Sorption of Cationic Surfactants to Artificial Cell Membranes: Comparing Phospholipid Bilayers with Monolayer Coatings and Molecular Simulations

This study reports the distribution coefficient between phospholipid bilayer membranes and phosphate buffered saline (PBS) medium (D_MW,PBS) for 19 cationic surfactants. The method used a sorbent dilution series with solid supported lipid membranes (SSLMs). The existing SSLM protocol, applying a 96 well plate setup, was adapted to use 1.5 mL glass autosampler vials instead, which facilitated sampling and circumvented several confounding loss processes for some of the cationic surfactants. About 1% of the phospholipids were found to be detached from the SSLM beads, resulting in nonlinear sorption isotherms for compounds with log D_MW values above 4. Renewal of the medium resulted in linear sorption isotherms. D_MW values determined at pH 5.4 demonstrated that cationic surfactant species account for the observed D_MW,PBS. Log D_MW,PBS values above 5.5 are only experimentally feasible with lower LC-MS/MS detection limits and/or concentrated extracts of the aqueous samples. Based on the number of carbon atoms, dialkylamines showed a considerably lower sorption affinity than linear alkylamine analogues. These SSLM results closely overlapped with measurements on a chromatographic tool based on immobilized artificial membranes (IAM-HPLC) and with quantum-chemistry based calculations with COSMOmic. The SSLM data suggest that IAM-HPLC underestimates the D_MW of ionized primary and secondary alkylamines by 0.8 and 0.5 log units, respectively.

Which Molecular Features Affect the Intrinsic Hepatic Clearance Rate of Ionizable Organic Chemicals in Fish?

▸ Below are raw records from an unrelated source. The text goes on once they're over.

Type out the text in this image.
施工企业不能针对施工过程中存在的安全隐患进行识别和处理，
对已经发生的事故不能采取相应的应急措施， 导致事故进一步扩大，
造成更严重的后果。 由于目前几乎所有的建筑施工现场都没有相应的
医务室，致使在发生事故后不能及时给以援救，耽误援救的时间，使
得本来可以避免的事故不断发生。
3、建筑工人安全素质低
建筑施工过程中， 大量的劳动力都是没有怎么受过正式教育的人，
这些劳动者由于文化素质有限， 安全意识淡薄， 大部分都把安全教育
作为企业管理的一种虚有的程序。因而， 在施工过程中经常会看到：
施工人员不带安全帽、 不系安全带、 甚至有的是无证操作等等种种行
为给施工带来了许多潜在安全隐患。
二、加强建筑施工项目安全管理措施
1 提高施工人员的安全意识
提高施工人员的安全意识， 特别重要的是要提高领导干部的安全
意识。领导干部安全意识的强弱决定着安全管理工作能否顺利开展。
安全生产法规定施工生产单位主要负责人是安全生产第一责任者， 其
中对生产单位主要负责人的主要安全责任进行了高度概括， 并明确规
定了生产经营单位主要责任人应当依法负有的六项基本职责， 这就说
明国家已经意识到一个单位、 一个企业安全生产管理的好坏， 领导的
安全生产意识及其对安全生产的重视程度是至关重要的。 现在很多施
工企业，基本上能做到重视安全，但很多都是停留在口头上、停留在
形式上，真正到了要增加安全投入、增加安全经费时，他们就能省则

Greater knowledge of biotransformation rates for ionizable organic compounds (IOCs) in fish is required to properly assess the bioaccumulation potential of many environmentally relevant contaminants. In this study, we measured in vitro hepatic clearance rates for 50 IOCs using a pooled batch of liver S9 fractions isolated from rainbow trout (Oncorhynchus mykiss). The IOCs included four types of strongly ionized acids (carboxylates, phenolates, sulfonates, and sulfates), three types of strongly ionized bases (primary, secondary, tertiary amines), and a pair of quaternary ammonium compounds (QACs). Included in this test set were several surfactants and a series of beta-blockers. For linear alkyl chain IOC analogues, biotransformation enzymes appeared to act directly on the charged terminal group, with the highest clearance rates for tertiary amines and sulfates and no clearance of QACs. Clearance rates for C₁₂-IOCs were higher than those for C₈-IOC analogues. Several analogue series with multiple alkyl chains, branched alkyl chains, aromatic rings, and nonaromatic rings were evaluated. The likelihood of multiple reaction pathways made it difficult to relate all differences in clearance to specific molecular features the tested IOCs. Future analysis of primary metabolites in the S9 assay is recommended to further elucidate biotransformation pathways for IOCs in fish.